A BBC reporter caught the sound of Arthur’s American accent and asked what brought her to the event.
“I said, ‘Well, I’m a nurse and I believe that what Edith Cavell did really represents nurses in every country,’” Arthur said, adding the next thing she new, she was being interviewed for BBC-TV news.
Arthur was hooked.
“I don’t know who got who first,” Arthur said. “I don’t know if I got Edith Cavell first or if she got me first, but after that, I was hooked.”
Arthur’s research took her from the Imperial War Museum, where she was able to purchase copies of Cavell’s letters, to Belgium, the Royal London and the Brussels Hospital named in honor of Cavell as well as the Tir National Prison where Cavell was executed.
Before she began writing, however, Arthur also had take classes in creative writing techniques such as finding the voice of a narrative and setting the pace.
The eldest daughter of an Anglican minister, Cavell studied nursing at the Royal London Hospital in Whitechapel about the time of the Jack the Ripper murders, because that section of London was where she felt she was needed. She worked there until she was asked to begin a nursing school in Brussels in 1907. She had worked in Belgium before as a governess.

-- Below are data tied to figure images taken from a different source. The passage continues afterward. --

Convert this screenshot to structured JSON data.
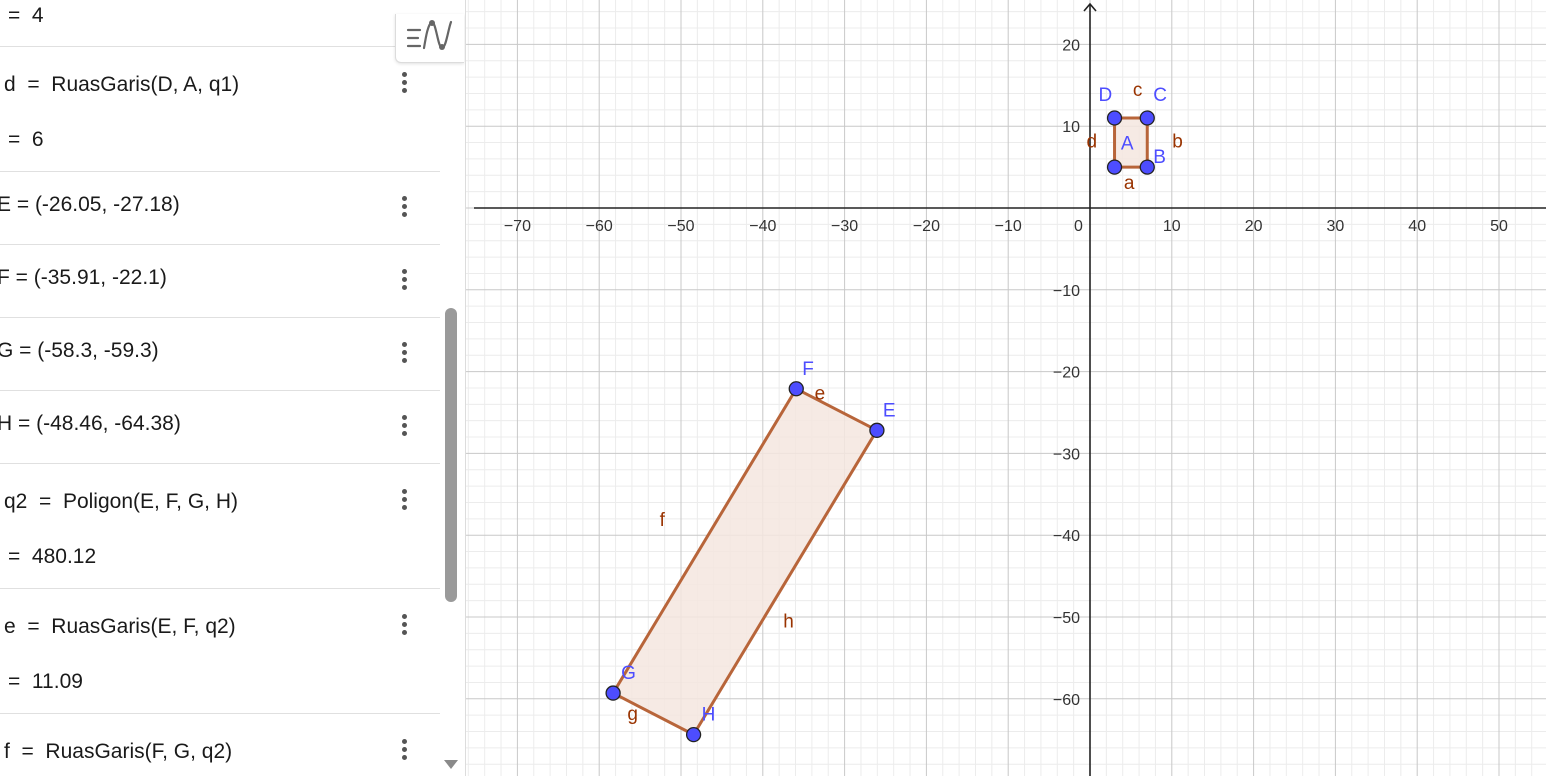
{
  "algebra_view": {
    "rows": [
      {
        "def": "",
        "value": "=  4"
      },
      {
        "def": "d  =  RuasGaris(D, A, q1)",
        "value": "=  6"
      },
      {
        "def": "E = (-26.05, -27.18)",
        "value": ""
      },
      {
        "def": "F = (-35.91, -22.1)",
        "value": ""
      },
      {
        "def": "G = (-58.3, -59.3)",
        "value": ""
      },
      {
        "def": "H = (-48.46, -64.38)",
        "value": ""
      },
      {
        "def": "q2  =  Poligon(E, F, G, H)",
        "value": "=  480.12"
      },
      {
        "def": "e  =  RuasGaris(E, F, q2)",
        "value": "=  11.09"
      },
      {
        "def": "f  =  RuasGaris(F, G, q2)",
        "value": ""
      }
    ],
    "style_toggle_icon": "algebra-style-icon",
    "menu_icon": "kebab-menu-icon"
  },
  "graphics_view": {
    "x_ticks": [
      "−70",
      "−60",
      "−50",
      "−40",
      "−30",
      "−20",
      "−10",
      "0",
      "10",
      "20",
      "30",
      "40",
      "50"
    ],
    "y_ticks": [
      "20",
      "10",
      "−10",
      "−20",
      "−30",
      "−40",
      "−50",
      "−60"
    ],
    "points": [
      {
        "label": "A",
        "x": 3,
        "y": 5
      },
      {
        "label": "B",
        "x": 7,
        "y": 5
      },
      {
        "label": "C",
        "x": 7,
        "y": 11
      },
      {
        "label": "D",
        "x": 3,
        "y": 11
      },
      {
        "label": "E",
        "x": -26.05,
        "y": -27.18
      },
      {
        "label": "F",
        "x": -35.91,
        "y": -22.1
      },
      {
        "label": "G",
        "x": -58.3,
        "y": -59.3
      },
      {
        "label": "H",
        "x": -48.46,
        "y": -64.38
      }
    ],
    "polygon_q1_label": "A",
    "segment_labels_q1": [
      "a",
      "b",
      "c",
      "d"
    ],
    "segment_labels_q2": [
      "e",
      "f",
      "g",
      "h"
    ],
    "colors": {
      "point_fill": "#4d4dff",
      "point_label": "#4d4dff",
      "segment": "#b8653a",
      "segment_label": "#993300",
      "polygon_fill": "#f5e6df",
      "axis": "#222222",
      "grid_major": "#c8c8c8",
      "grid_minor": "#ececec"
    }
  }
}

When WWI broke out in August 1914, Cavell was visiting her family in England but felt it was her duty to return to Belgium. The Germans occupied Belgium, reaching Brussels by Aug. 20, 1915. Since September 1914, Cavell had been helping smuggle British soldiers into the Netherlands after initially caring for two wounded British soldiers who had sought her out. She took them in despite signs posted by the Germans all over Belgium warning of the fatal consequences of helping allied soldiers escape.
She was arrested with 33 others on Oct. 5, 1915 after a German spy had infiltrated the underground, was tried for treason by a German court martial on Oct. 7 and executed on Oct. 12, 1915.
After the war, she was exhumed by the British and returned to England for a state funeral in Westminster Abbey [a rare film clip of which may be viewed at iwm.org.uk] and reburied at Norwich Cathedral. Her pallbearers included soldiers she had saved.
Since writing her book, Arthur has been the only American invited to participate in anniversary ceremonies for Cavell in both Norwich and London.